Княжич поцеловал меч - и ему почудился вкус пороха. Порох на клинке, молитва Россу. Шурка, видел бы ты сейчас своего княжича, вот бы порадовался.
– Благодарю вас, мой король. Род Оленя всегда будет верно служить вам.
Бешено-счастливые глаза Марка, улыбка на Митькиных губах. Золотая лента на родовом мече - несбыточная мечта. А Темке все чудится привкус пороха, и тоска такая, что завыть хочется. Создатель, перекрои! Пусть не будет этого золота, но Шурка - живой.
Часть III
Глава 13
«Продается», - написано «Продается», - написано на приколоченной к обугленному бревну табличке; гвоздь забит косо и похож на гусеницу, проевшую желтую древесину. Табличка новенькая, еще не политая дождями и не подсушенная ветром. Митька надеялся, что она провисит недолго.

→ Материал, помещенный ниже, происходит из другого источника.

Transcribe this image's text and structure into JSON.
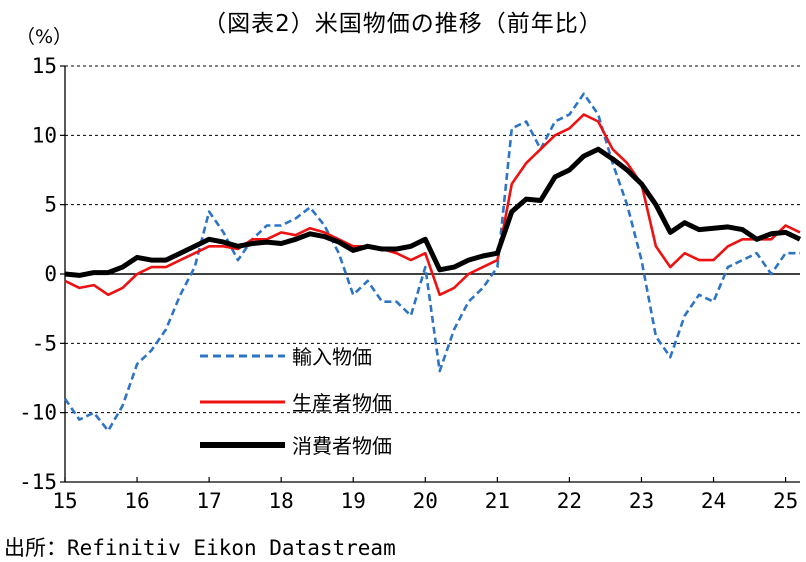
{
  "title": "（図表2）米国物価の推移（前年比）",
  "source": "出所：Refinitiv Eikon Datastream",
  "chart_data": {
    "type": "line",
    "ylabel": "（%）",
    "ylim": [
      -15,
      15
    ],
    "yticks": [
      -15,
      -10,
      -5,
      0,
      5,
      10,
      15
    ],
    "xlim": [
      15,
      25.2
    ],
    "xticks": [
      15,
      16,
      17,
      18,
      19,
      20,
      21,
      22,
      23,
      24,
      25
    ],
    "xtick_labels": [
      "15",
      "16",
      "17",
      "18",
      "19",
      "20",
      "21",
      "22",
      "23",
      "24",
      "25"
    ],
    "grid": true,
    "legend": "lower-left",
    "series": [
      {
        "name": "輸入物価",
        "color": "#2e74c4",
        "dash": "dashed",
        "x": [
          15.0,
          15.2,
          15.4,
          15.6,
          15.8,
          16.0,
          16.2,
          16.4,
          16.6,
          16.8,
          17.0,
          17.2,
          17.4,
          17.6,
          17.8,
          18.0,
          18.2,
          18.4,
          18.6,
          18.8,
          19.0,
          19.2,
          19.4,
          19.6,
          19.8,
          20.0,
          20.2,
          20.4,
          20.6,
          20.8,
          21.0,
          21.2,
          21.4,
          21.6,
          21.8,
          22.0,
          22.2,
          22.4,
          22.6,
          22.8,
          23.0,
          23.2,
          23.4,
          23.6,
          23.8,
          24.0,
          24.2,
          24.4,
          24.6,
          24.8,
          25.0,
          25.2
        ],
        "y": [
          -9.0,
          -10.5,
          -10.0,
          -11.3,
          -9.5,
          -6.5,
          -5.5,
          -4.0,
          -1.5,
          0.5,
          4.5,
          3.0,
          1.0,
          2.5,
          3.5,
          3.5,
          4.0,
          4.8,
          3.5,
          1.5,
          -1.5,
          -0.5,
          -2.0,
          -2.0,
          -3.0,
          0.5,
          -7.0,
          -4.0,
          -2.0,
          -1.0,
          0.5,
          10.5,
          11.0,
          9.0,
          11.0,
          11.5,
          13.0,
          11.5,
          8.0,
          5.0,
          1.0,
          -4.5,
          -6.0,
          -3.0,
          -1.5,
          -2.0,
          0.5,
          1.0,
          1.5,
          0.0,
          1.5,
          1.5
        ]
      },
      {
        "name": "生産者物価",
        "color": "#ee1111",
        "dash": "solid",
        "x": [
          15.0,
          15.2,
          15.4,
          15.6,
          15.8,
          16.0,
          16.2,
          16.4,
          16.6,
          16.8,
          17.0,
          17.2,
          17.4,
          17.6,
          17.8,
          18.0,
          18.2,
          18.4,
          18.6,
          18.8,
          19.0,
          19.2,
          19.4,
          19.6,
          19.8,
          20.0,
          20.2,
          20.4,
          20.6,
          20.8,
          21.0,
          21.2,
          21.4,
          21.6,
          21.8,
          22.0,
          22.2,
          22.4,
          22.6,
          22.8,
          23.0,
          23.2,
          23.4,
          23.6,
          23.8,
          24.0,
          24.2,
          24.4,
          24.6,
          24.8,
          25.0,
          25.2
        ],
        "y": [
          -0.5,
          -1.0,
          -0.8,
          -1.5,
          -1.0,
          0.0,
          0.5,
          0.5,
          1.0,
          1.5,
          2.0,
          2.0,
          1.8,
          2.5,
          2.5,
          3.0,
          2.8,
          3.3,
          3.0,
          2.5,
          2.0,
          2.0,
          1.8,
          1.5,
          1.0,
          1.5,
          -1.5,
          -1.0,
          0.0,
          0.5,
          1.0,
          6.5,
          8.0,
          9.0,
          10.0,
          10.5,
          11.5,
          11.0,
          9.0,
          8.0,
          6.5,
          2.0,
          0.5,
          1.5,
          1.0,
          1.0,
          2.0,
          2.5,
          2.5,
          2.5,
          3.5,
          3.0
        ]
      },
      {
        "name": "消費者物価",
        "color": "#000000",
        "dash": "solid",
        "x": [
          15.0,
          15.2,
          15.4,
          15.6,
          15.8,
          16.0,
          16.2,
          16.4,
          16.6,
          16.8,
          17.0,
          17.2,
          17.4,
          17.6,
          17.8,
          18.0,
          18.2,
          18.4,
          18.6,
          18.8,
          19.0,
          19.2,
          19.4,
          19.6,
          19.8,
          20.0,
          20.2,
          20.4,
          20.6,
          20.8,
          21.0,
          21.2,
          21.4,
          21.6,
          21.8,
          22.0,
          22.2,
          22.4,
          22.6,
          22.8,
          23.0,
          23.2,
          23.4,
          23.6,
          23.8,
          24.0,
          24.2,
          24.4,
          24.6,
          24.8,
          25.0,
          25.2
        ],
        "y": [
          0.0,
          -0.1,
          0.1,
          0.1,
          0.5,
          1.2,
          1.0,
          1.0,
          1.5,
          2.0,
          2.5,
          2.3,
          2.0,
          2.2,
          2.3,
          2.2,
          2.5,
          2.9,
          2.7,
          2.3,
          1.7,
          2.0,
          1.8,
          1.8,
          2.0,
          2.5,
          0.3,
          0.5,
          1.0,
          1.3,
          1.5,
          4.5,
          5.4,
          5.3,
          7.0,
          7.5,
          8.5,
          9.0,
          8.3,
          7.5,
          6.5,
          5.0,
          3.0,
          3.7,
          3.2,
          3.3,
          3.4,
          3.2,
          2.5,
          2.9,
          3.0,
          2.5
        ]
      }
    ]
  }
}
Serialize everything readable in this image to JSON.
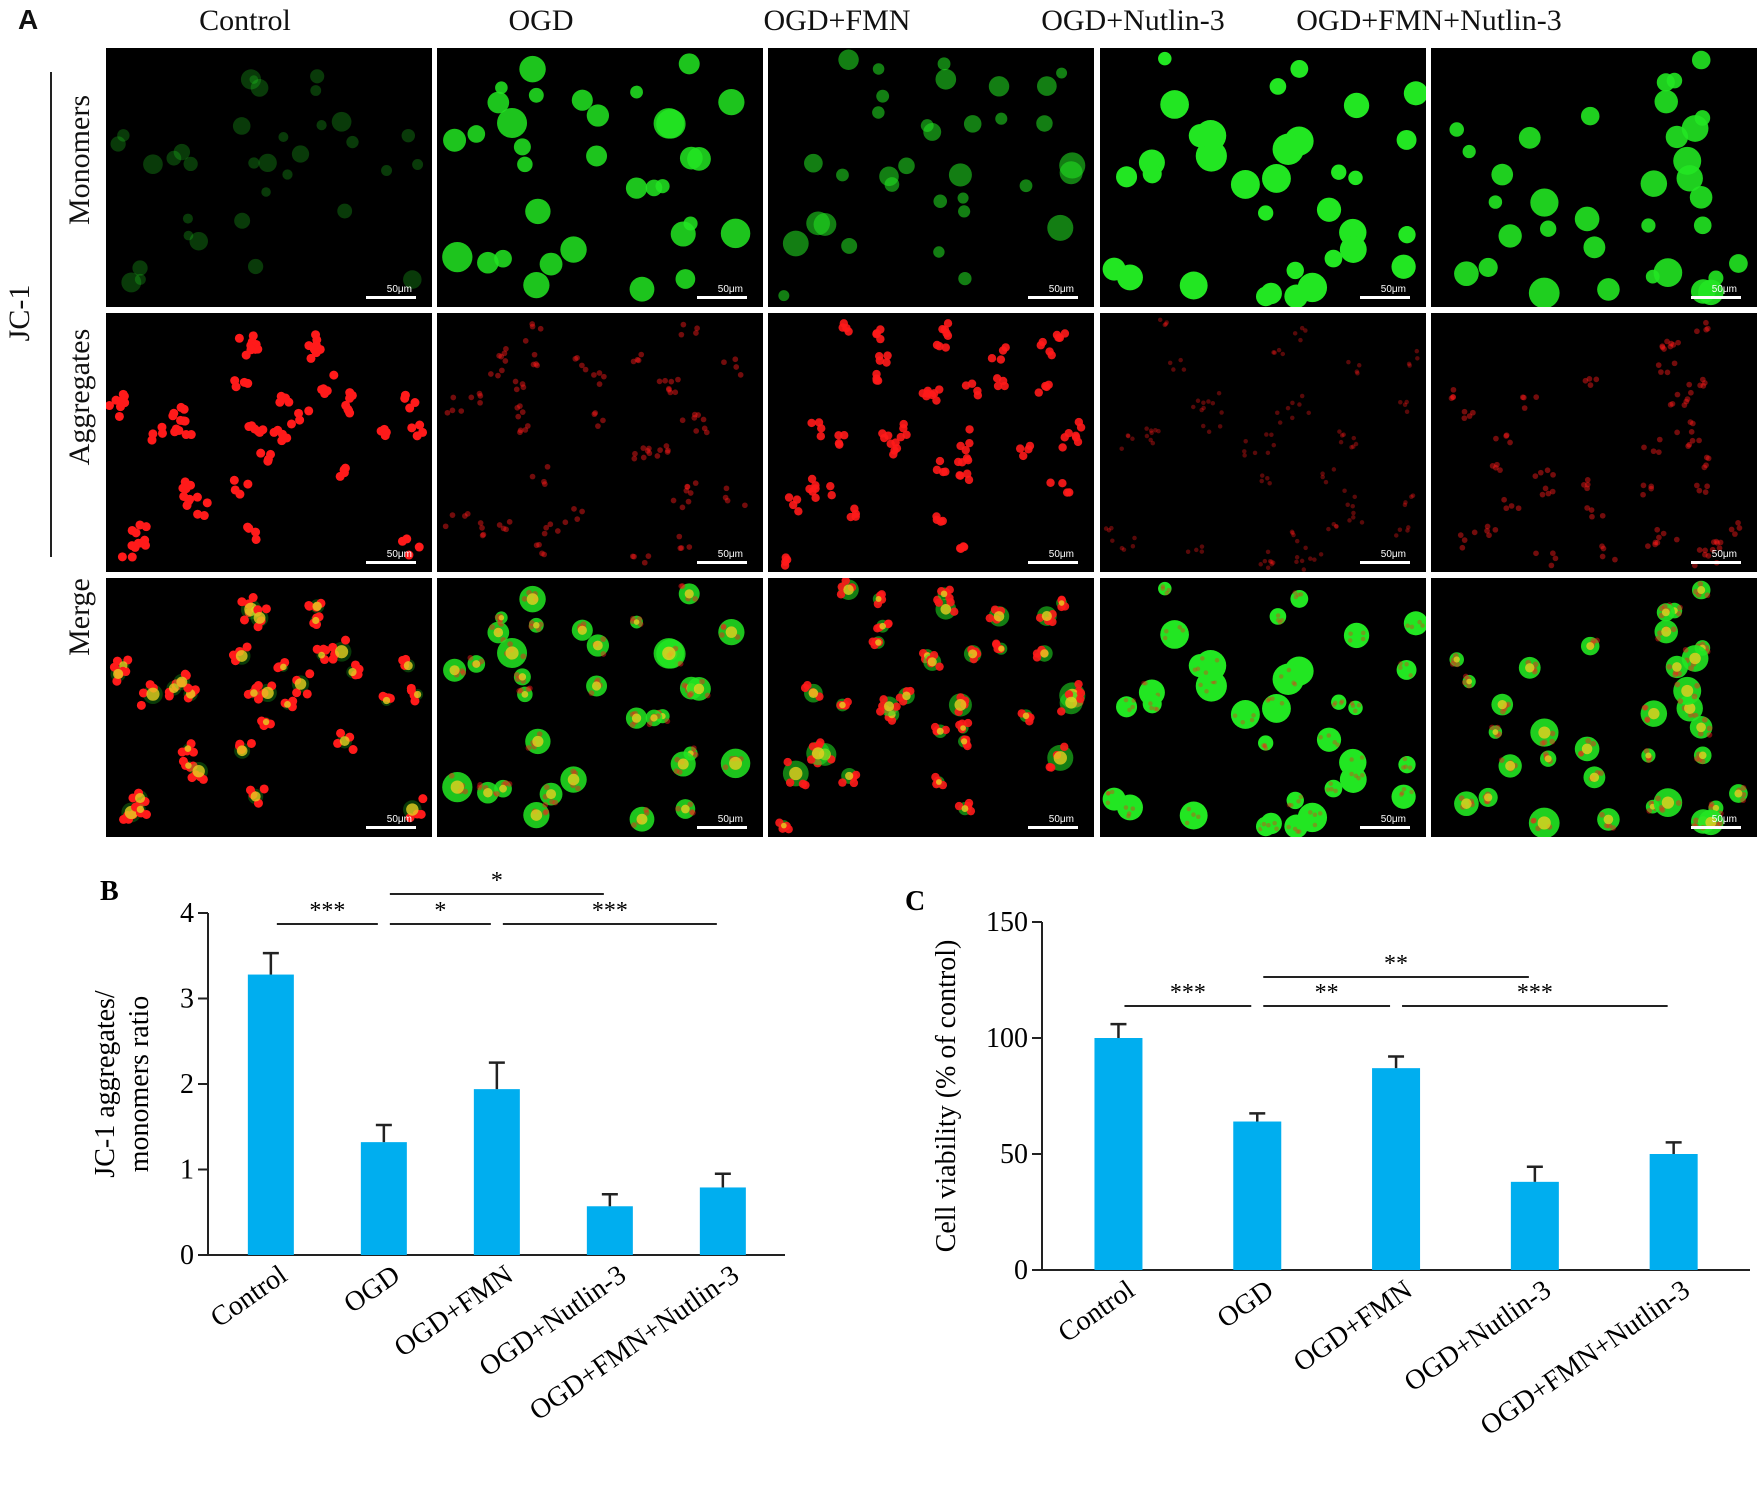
{
  "panel_a": {
    "letter": "A",
    "columns": [
      "Control",
      "OGD",
      "OGD+FMN",
      "OGD+Nutlin-3",
      "OGD+FMN+Nutlin-3"
    ],
    "group_label": "JC-1",
    "rows": [
      "Monomers",
      "Aggregates",
      "Merge"
    ],
    "scale_bar": "50μm",
    "colors": {
      "monomer": "#22e622",
      "aggregate": "#ff1a1a",
      "merge": "#e6d020"
    },
    "monomer_intensity": [
      0.15,
      0.85,
      0.55,
      1.0,
      0.9
    ],
    "aggregate_intensity": [
      1.0,
      0.45,
      0.9,
      0.25,
      0.45
    ]
  },
  "chart_data": [
    {
      "letter": "B",
      "type": "bar",
      "categories": [
        "Control",
        "OGD",
        "OGD+FMN",
        "OGD+Nutlin-3",
        "OGD+FMN+Nutlin-3"
      ],
      "values": [
        3.28,
        1.32,
        1.94,
        0.57,
        0.79
      ],
      "errors": [
        0.25,
        0.2,
        0.31,
        0.14,
        0.16
      ],
      "ylabel": [
        "JC-1 aggregates/",
        "monomers ratio"
      ],
      "ylim": [
        0,
        4
      ],
      "yticks": [
        0,
        1,
        2,
        3,
        4
      ],
      "bar_color": "#00aeef",
      "significance": [
        {
          "from": 0,
          "to": 1,
          "label": "***",
          "level": 0
        },
        {
          "from": 1,
          "to": 2,
          "label": "*",
          "level": 0
        },
        {
          "from": 2,
          "to": 4,
          "label": "***",
          "level": 0
        },
        {
          "from": 1,
          "to": 3,
          "label": "*",
          "level": 1
        }
      ]
    },
    {
      "letter": "C",
      "type": "bar",
      "categories": [
        "Control",
        "OGD",
        "OGD+FMN",
        "OGD+Nutlin-3",
        "OGD+FMN+Nutlin-3"
      ],
      "values": [
        100,
        64,
        87,
        38,
        50
      ],
      "errors": [
        6,
        3.5,
        5,
        6.5,
        5
      ],
      "ylabel": [
        "Cell viability (% of control)"
      ],
      "ylim": [
        0,
        150
      ],
      "yticks": [
        0,
        50,
        100,
        150
      ],
      "bar_color": "#00aeef",
      "significance": [
        {
          "from": 0,
          "to": 1,
          "label": "***",
          "level": 0
        },
        {
          "from": 1,
          "to": 2,
          "label": "**",
          "level": 0
        },
        {
          "from": 2,
          "to": 4,
          "label": "***",
          "level": 0
        },
        {
          "from": 1,
          "to": 3,
          "label": "**",
          "level": 1
        }
      ]
    }
  ]
}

Княжич открыл незапертые ворота, пошел к дому, точнее, к единственному сохранившемуся крылу. Посыпанная гравием дорожка зарастала травой, гибкие зеленые побеги пробивались между камушками. А вот деревья, те, что ближе к дому, никак не отойдут от пожара. Погибли и клумбы с редкими сортами роз, которыми так гордилась княгиня.
Тропинка огибала остов центрального крыльца; ступени были засыпаны обугленными обломками досок. Сажу с мрамора еще не до конца смыло дождями, и казалось, камни тоже горели. Что-то тускло блеснуло. Княжич поддел дерево носком сапога. Колокольчик с двери. Медный. Когда-то блестящий, сейчас пятнистый, закопченный. Можно наклониться, выковырять из грязи. Но Митька поднимать не стал.
Стряпчий уже ждал. Разложил на уцелевшем бюро листы и с интересом ковырял лепнину на камине. Увидев Митьку, подобострастно поклонился.
– У меня хорошие новости, княжич Дин. Сейчас должен подойти покупатель, и, если условия устроят обе стороны, вы сегодня получите задаток.
– Меня устроят условия.
– Ну что вы! - стряпчий всплеснул ухоженными, как у женщины, руками. - Я бы не советовал так сразу… Стоит поторговаться, купец может дать и большую цену. Он хорошо поднялся на военных поставках. И очень хочет получить дом Динов.
– Меня устроят условия, - ровно повторил Митька. Стряпчий, наверное, думает, что княжич Дин спешит покрыть какой-нибудь долг. Но Митька просто хочет побыстрее продать дом. Когда тут начнется строительство и будет пахнуть свежераспиленным лесом, а не пожарищем (хотя каким уж пожарищем, давно все выветрилось), может, окажется легче проезжать этой улицей. Сам Митька тут строить не будет, это как на могиле беседку возводить. Да и деньги на самом деле нужны, чем быстрее, тем лучше. Жизнь в столице после войны дорогая, а Митька еще много тратит на купцов и бродячих ремесленников, отставных солдат и беженцев. Он готов платить даже за крохи сведений о старом даррце, знающем язык священных зверей. Скоро пойдут караваны в Вольный союз, хорошо бы договориться и с теми купцами, а для этого тоже нужны деньги.
Интересно, что скажет мама, когда узнает, что дом Митька все-таки продал? Нахмурится. Выговорит сухо. А сама втайне обрадуется: теперь ей точно некуда уходить из дворца.
Сам Митька предпочитает жить в Офицерских покоях. Дом - это же не просто стены, а еще память об ушедших поколениях, и место, где тебя ждут. Такой дом для Митьки невозможен, а значит, пусть не будет никакого.
Дело с купцом сладили быстро. Когда Митька уходил, слышал, как сбивали табличку с надписью «Продается». Толстая гусеница-гвоздь никак не хотела покидать насиженное место. Княжич не стал оглядываться.